Old Mutual expects its financial results from operations to increase between 89% and 109% in the year to December 31, the life assurance and financial services group said in a trading statement on Friday.
The share price traded 1.35% higher to R12.04 Friday morning, which is 30.23% up on the 52-week low of R9.21.
Adjusted headline earnings (AHE) for the group was expected to increase 7%-27% to between R5.79bn and R6.87bn compared with the same time last year. Adjusted headline earnings per share was expected to rise 7%-27% to between 127.2 cents and 150.9 cents, compared with 118.5 cents last year.

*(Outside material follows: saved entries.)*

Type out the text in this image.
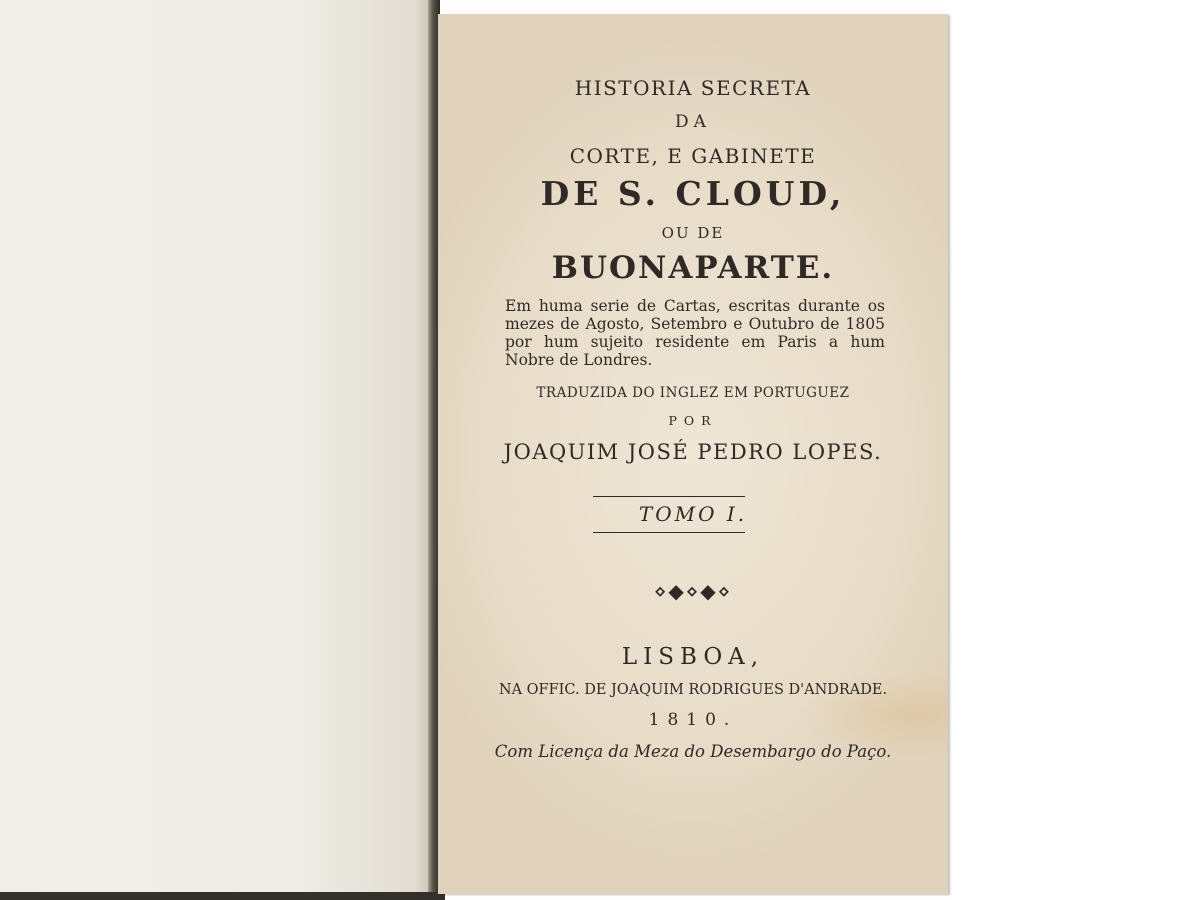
HISTORIA SECRETA
DA
CORTE, E GABINETE
DE S. CLOUD,
OU DE
BUONAPARTE.
Em huma serie de Cartas, escritas durante os mezes de Agosto, Setembro e Outubro de 1805 por hum sujeito residente em Paris a hum Nobre de Londres.
TRADUZIDA DO INGLEZ EM PORTUGUEZ
POR
JOAQUIM JOSÉ PEDRO LOPES.
TOMO I.
⋄◆⋄◆⋄
LISBOA,
NA OFFIC. DE JOAQUIM RODRIGUES D'ANDRADE.
1810.
Com Licença da Meza do Desembargo do Paço.
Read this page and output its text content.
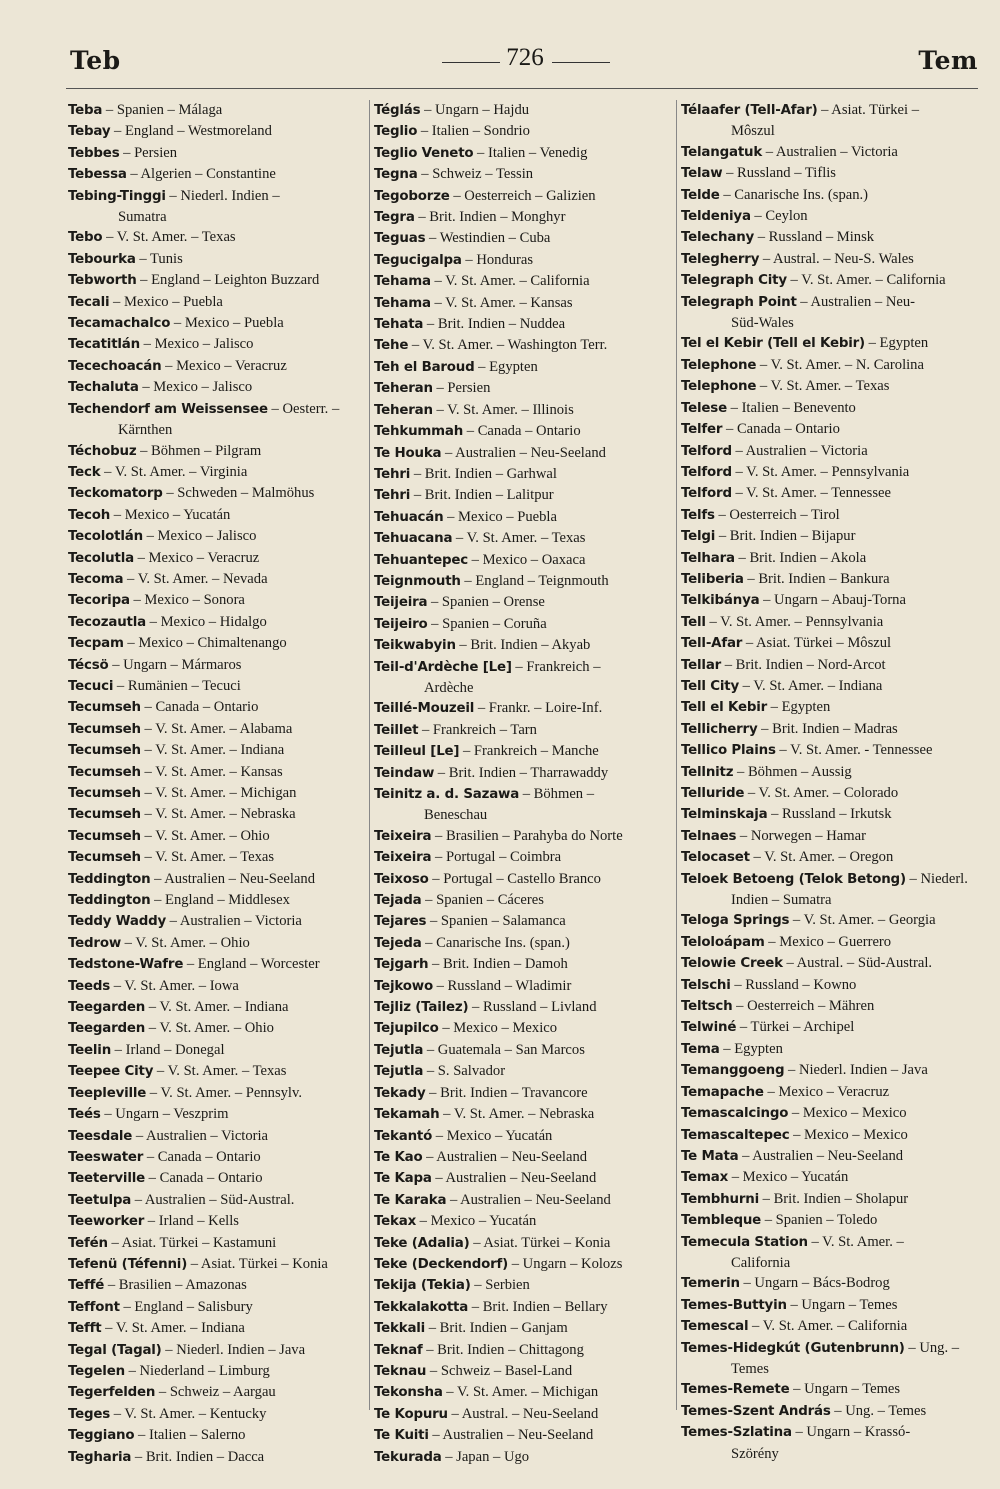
Teb	726	Tem
Teba – Spanien – Málaga
Tebay – England – Westmoreland
Tebbes – Persien
Tebessa – Algerien – Constantine
Tebing-Tinggi – Niederl. Indien –
Sumatra
Tebo – V. St. Amer. – Texas
Tebourka – Tunis
Tebworth – England – Leighton Buzzard
Tecali – Mexico – Puebla
Tecamachalco – Mexico – Puebla
Tecatitlán – Mexico – Jalisco
Tecechoacán – Mexico – Veracruz
Techaluta – Mexico – Jalisco
Techendorf am Weissensee – Oesterr. –
Kärnthen
Téchobuz – Böhmen – Pilgram
Teck – V. St. Amer. – Virginia
Teckomatorp – Schweden – Malmöhus
Tecoh – Mexico – Yucatán
Tecolotlán – Mexico – Jalisco
Tecolutla – Mexico – Veracruz
Tecoma – V. St. Amer. – Nevada
Tecoripa – Mexico – Sonora
Tecozautla – Mexico – Hidalgo
Tecpam – Mexico – Chimaltenango
Técsö – Ungarn – Mármaros
Tecuci – Rumänien – Tecuci
Tecumseh – Canada – Ontario
Tecumseh – V. St. Amer. – Alabama
Tecumseh – V. St. Amer. – Indiana
Tecumseh – V. St. Amer. – Kansas
Tecumseh – V. St. Amer. – Michigan
Tecumseh – V. St. Amer. – Nebraska
Tecumseh – V. St. Amer. – Ohio
Tecumseh – V. St. Amer. – Texas
Teddington – Australien – Neu-Seeland
Teddington – England – Middlesex
Teddy Waddy – Australien – Victoria
Tedrow – V. St. Amer. – Ohio
Tedstone-Wafre – England – Worcester
Teeds – V. St. Amer. – Iowa
Teegarden – V. St. Amer. – Indiana
Teegarden – V. St. Amer. – Ohio
Teelin – Irland – Donegal
Teepee City – V. St. Amer. – Texas
Teepleville – V. St. Amer. – Pennsylv.
Teés – Ungarn – Veszprim
Teesdale – Australien – Victoria
Teeswater – Canada – Ontario
Teeterville – Canada – Ontario
Teetulpa – Australien – Süd-Austral.
Teeworker – Irland – Kells
Tefén – Asiat. Türkei – Kastamuni
Tefenü (Téfenni) – Asiat. Türkei – Konia
Teffé – Brasilien – Amazonas
Teffont – England – Salisbury
Tefft – V. St. Amer. – Indiana
Tegal (Tagal) – Niederl. Indien – Java
Tegelen – Niederland – Limburg
Tegerfelden – Schweiz – Aargau
Teges – V. St. Amer. – Kentucky
Teggiano – Italien – Salerno
Tegharia – Brit. Indien – Dacca
Téglás – Ungarn – Hajdu
Teglio – Italien – Sondrio
Teglio Veneto – Italien – Venedig
Tegna – Schweiz – Tessin
Tegoborze – Oesterreich – Galizien
Tegra – Brit. Indien – Monghyr
Teguas – Westindien – Cuba
Tegucigalpa – Honduras
Tehama – V. St. Amer. – California
Tehama – V. St. Amer. – Kansas
Tehata – Brit. Indien – Nuddea
Tehe – V. St. Amer. – Washington Terr.
Teh el Baroud – Egypten
Teheran – Persien
Teheran – V. St. Amer. – Illinois
Tehkummah – Canada – Ontario
Te Houka – Australien – Neu-Seeland
Tehri – Brit. Indien – Garhwal
Tehri – Brit. Indien – Lalitpur
Tehuacán – Mexico – Puebla
Tehuacana – V. St. Amer. – Texas
Tehuantepec – Mexico – Oaxaca
Teignmouth – England – Teignmouth
Teijeira – Spanien – Orense
Teijeiro – Spanien – Coruña
Teikwabyin – Brit. Indien – Akyab
Teil-d'Ardèche [Le] – Frankreich –
Ardèche
Teillé-Mouzeil – Frankr. – Loire-Inf.
Teillet – Frankreich – Tarn
Teilleul [Le] – Frankreich – Manche
Teindaw – Brit. Indien – Tharrawaddy
Teinitz a. d. Sazawa – Böhmen –
Beneschau
Teixeira – Brasilien – Parahyba do Norte
Teixeira – Portugal – Coimbra
Teixoso – Portugal – Castello Branco
Tejada – Spanien – Cáceres
Tejares – Spanien – Salamanca
Tejeda – Canarische Ins. (span.)
Tejgarh – Brit. Indien – Damoh
Tejkowo – Russland – Wladimir
Tejliz (Tailez) – Russland – Livland
Tejupilco – Mexico – Mexico
Tejutla – Guatemala – San Marcos
Tejutla – S. Salvador
Tekady – Brit. Indien – Travancore
Tekamah – V. St. Amer. – Nebraska
Tekantó – Mexico – Yucatán
Te Kao – Australien – Neu-Seeland
Te Kapa – Australien – Neu-Seeland
Te Karaka – Australien – Neu-Seeland
Tekax – Mexico – Yucatán
Teke (Adalia) – Asiat. Türkei – Konia
Teke (Deckendorf) – Ungarn – Kolozs
Tekija (Tekia) – Serbien
Tekkalakotta – Brit. Indien – Bellary
Tekkali – Brit. Indien – Ganjam
Teknaf – Brit. Indien – Chittagong
Teknau – Schweiz – Basel-Land
Tekonsha – V. St. Amer. – Michigan
Te Kopuru – Austral. – Neu-Seeland
Te Kuiti – Australien – Neu-Seeland
Tekurada – Japan – Ugo
Télaafer (Tell-Afar) – Asiat. Türkei –
Môszul
Telangatuk – Australien – Victoria
Telaw – Russland – Tiflis
Telde – Canarische Ins. (span.)
Teldeniya – Ceylon
Telechany – Russland – Minsk
Telegherry – Austral. – Neu-S. Wales
Telegraph City – V. St. Amer. – California
Telegraph Point – Australien – Neu-
Süd-Wales
Tel el Kebir (Tell el Kebir) – Egypten
Telephone – V. St. Amer. – N. Carolina
Telephone – V. St. Amer. – Texas
Telese – Italien – Benevento
Telfer – Canada – Ontario
Telford – Australien – Victoria
Telford – V. St. Amer. – Pennsylvania
Telford – V. St. Amer. – Tennessee
Telfs – Oesterreich – Tirol
Telgi – Brit. Indien – Bijapur
Telhara – Brit. Indien – Akola
Teliberia – Brit. Indien – Bankura
Telkibánya – Ungarn – Abauj-Torna
Tell – V. St. Amer. – Pennsylvania
Tell-Afar – Asiat. Türkei – Môszul
Tellar – Brit. Indien – Nord-Arcot
Tell City – V. St. Amer. – Indiana
Tell el Kebir – Egypten
Tellicherry – Brit. Indien – Madras
Tellico Plains – V. St. Amer. - Tennessee
Tellnitz – Böhmen – Aussig
Telluride – V. St. Amer. – Colorado
Telminskaja – Russland – Irkutsk
Telnaes – Norwegen – Hamar
Telocaset – V. St. Amer. – Oregon
Teloek Betoeng (Telok Betong) – Niederl.
Indien – Sumatra
Teloga Springs – V. St. Amer. – Georgia
Teloloápam – Mexico – Guerrero
Telowie Creek – Austral. – Süd-Austral.
Telschi – Russland – Kowno
Teltsch – Oesterreich – Mähren
Telwiné – Türkei – Archipel
Tema – Egypten
Temanggoeng – Niederl. Indien – Java
Temapache – Mexico – Veracruz
Temascalcingo – Mexico – Mexico
Temascaltepec – Mexico – Mexico
Te Mata – Australien – Neu-Seeland
Temax – Mexico – Yucatán
Tembhurni – Brit. Indien – Sholapur
Tembleque – Spanien – Toledo
Temecula Station – V. St. Amer. –
California
Temerin – Ungarn – Bács-Bodrog
Temes-Buttyin – Ungarn – Temes
Temescal – V. St. Amer. – California
Temes-Hidegkút (Gutenbrunn) – Ung. –
Temes
Temes-Remete – Ungarn – Temes
Temes-Szent András – Ung. – Temes
Temes-Szlatina – Ungarn – Krassó-
Szörény
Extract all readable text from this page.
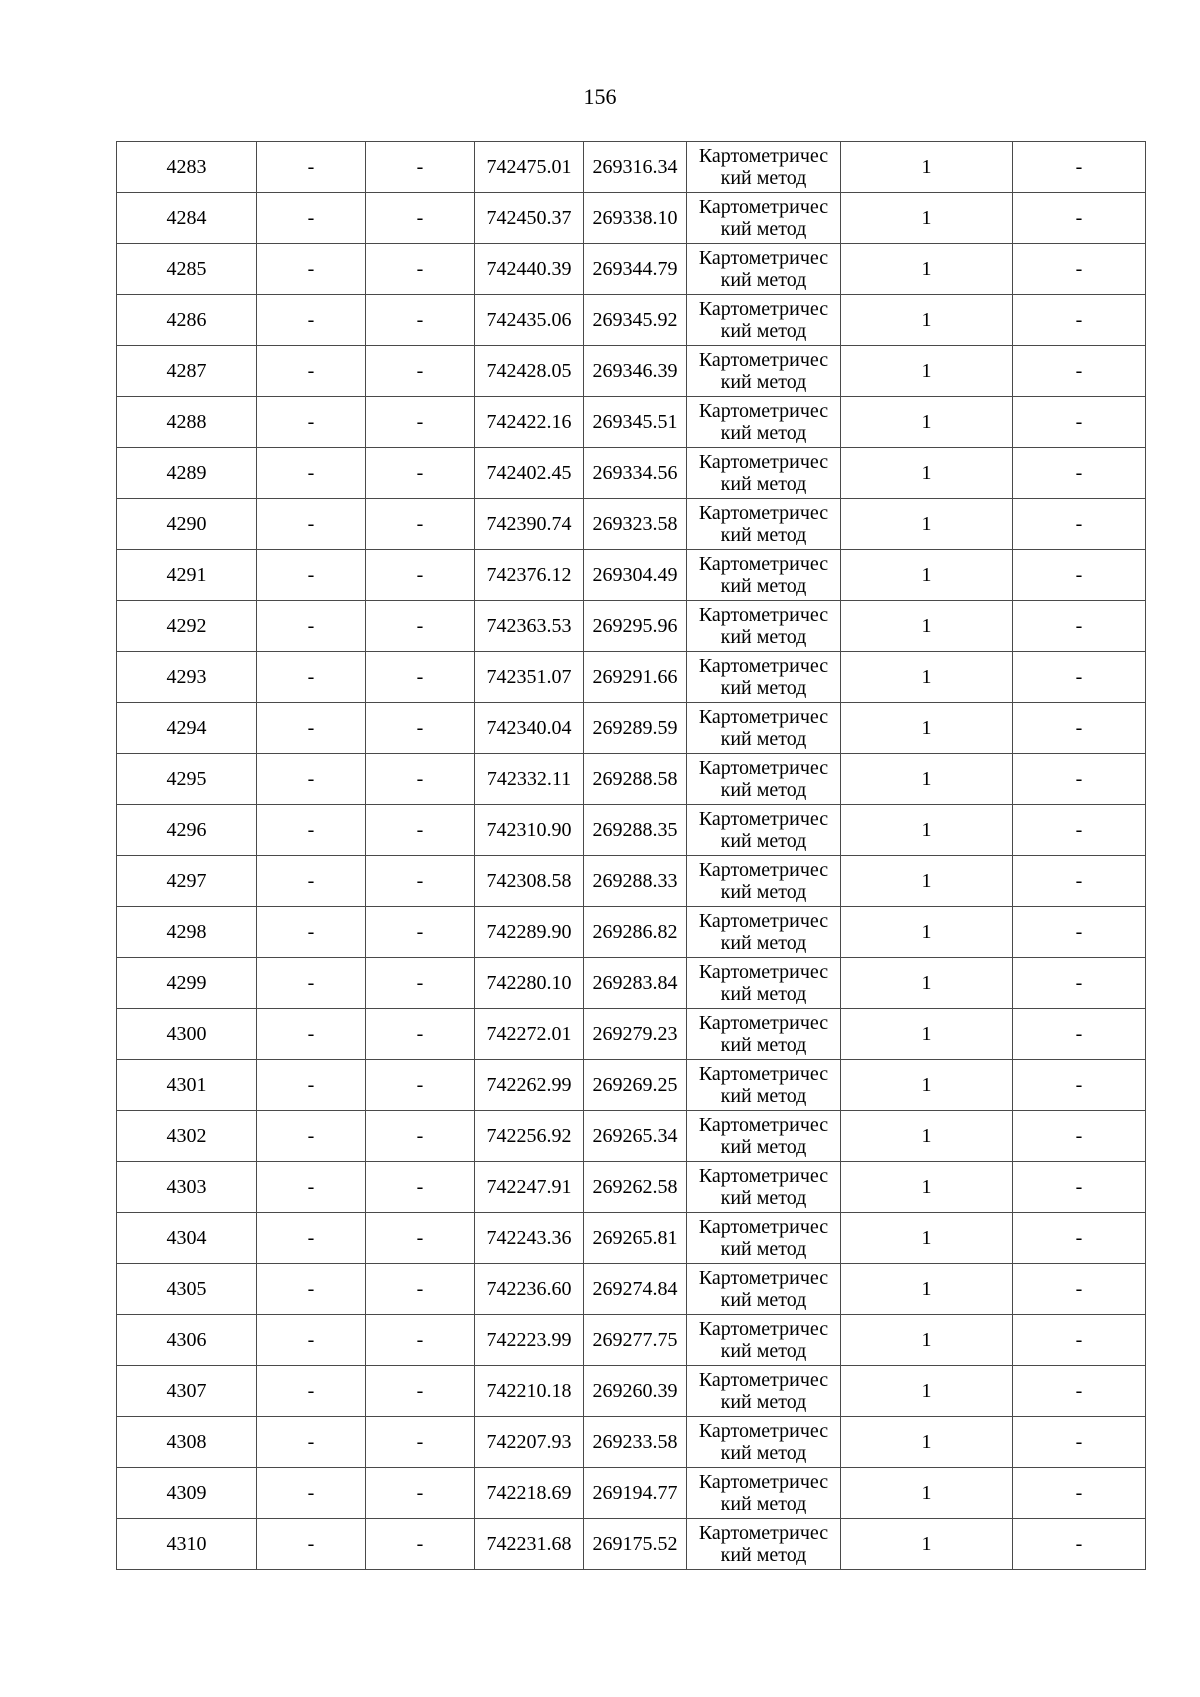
156
4283	-	-	742475.01	269316.34	Картометричес
кий метод	1	-
4284	-	-	742450.37	269338.10	Картометричес
кий метод	1	-
4285	-	-	742440.39	269344.79	Картометричес
кий метод	1	-
4286	-	-	742435.06	269345.92	Картометричес
кий метод	1	-
4287	-	-	742428.05	269346.39	Картометричес
кий метод	1	-
4288	-	-	742422.16	269345.51	Картометричес
кий метод	1	-
4289	-	-	742402.45	269334.56	Картометричес
кий метод	1	-
4290	-	-	742390.74	269323.58	Картометричес
кий метод	1	-
4291	-	-	742376.12	269304.49	Картометричес
кий метод	1	-
4292	-	-	742363.53	269295.96	Картометричес
кий метод	1	-
4293	-	-	742351.07	269291.66	Картометричес
кий метод	1	-
4294	-	-	742340.04	269289.59	Картометричес
кий метод	1	-
4295	-	-	742332.11	269288.58	Картометричес
кий метод	1	-
4296	-	-	742310.90	269288.35	Картометричес
кий метод	1	-
4297	-	-	742308.58	269288.33	Картометричес
кий метод	1	-
4298	-	-	742289.90	269286.82	Картометричес
кий метод	1	-
4299	-	-	742280.10	269283.84	Картометричес
кий метод	1	-
4300	-	-	742272.01	269279.23	Картометричес
кий метод	1	-
4301	-	-	742262.99	269269.25	Картометричес
кий метод	1	-
4302	-	-	742256.92	269265.34	Картометричес
кий метод	1	-
4303	-	-	742247.91	269262.58	Картометричес
кий метод	1	-
4304	-	-	742243.36	269265.81	Картометричес
кий метод	1	-
4305	-	-	742236.60	269274.84	Картометричес
кий метод	1	-
4306	-	-	742223.99	269277.75	Картометричес
кий метод	1	-
4307	-	-	742210.18	269260.39	Картометричес
кий метод	1	-
4308	-	-	742207.93	269233.58	Картометричес
кий метод	1	-
4309	-	-	742218.69	269194.77	Картометричес
кий метод	1	-
4310	-	-	742231.68	269175.52	Картометричес
кий метод	1	-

The group, which trades in 14 countries and is one of South Africa’s biggest financial institutions, said the significantly higher results from operations was mainly due to improved profits from strong sales and core operational performance across the group.
“Our life profits benefited from a refinement in hedging methodology, enabling a material release of excess discretionary margins as well as lower mortality in the current year as the effects of Covid-19 eased.”
All remaining Covid-19 provisions were released, but the impact was offset by the strengthening on mortality basis to allow for endemic Covid-19 claims and worsened persistency as the challenging economic conditions continued to impact retail customers.
In 2021, AHE included equity accounted earnings from the stake in Nedbank, which was unbundled in November 2021.
The 12.2% stake that was distributed contributed R646 million of the R5.4bn of AHE in the comparative period.
Excluding the impacts of Nedbank, Old Mutual’s AHE was expected to increase by between 23% and 43%.
Headline earnings were higher than adjusted headline earnings, as adjusted headline earnings exclude earnings from operations in Zimbabwe, adjustments from equity and debt instruments held in life funds, as well as the impact of restructuring.
The movement in headline earnings and adjusted headline earnings relative to the prior year was mainly driven by much better operating profits, partially offset by the deferred tax associated with the unbundling of Nedbank and a decline in Zimbabwe earnings.
Lower Zimbabwe earnings was largely due to the weakening of Zimbabwean dollar to the rand and falling investment returns on equities traded on the Zimbabwe Stock Exchange (ZSE) relative to the prior year.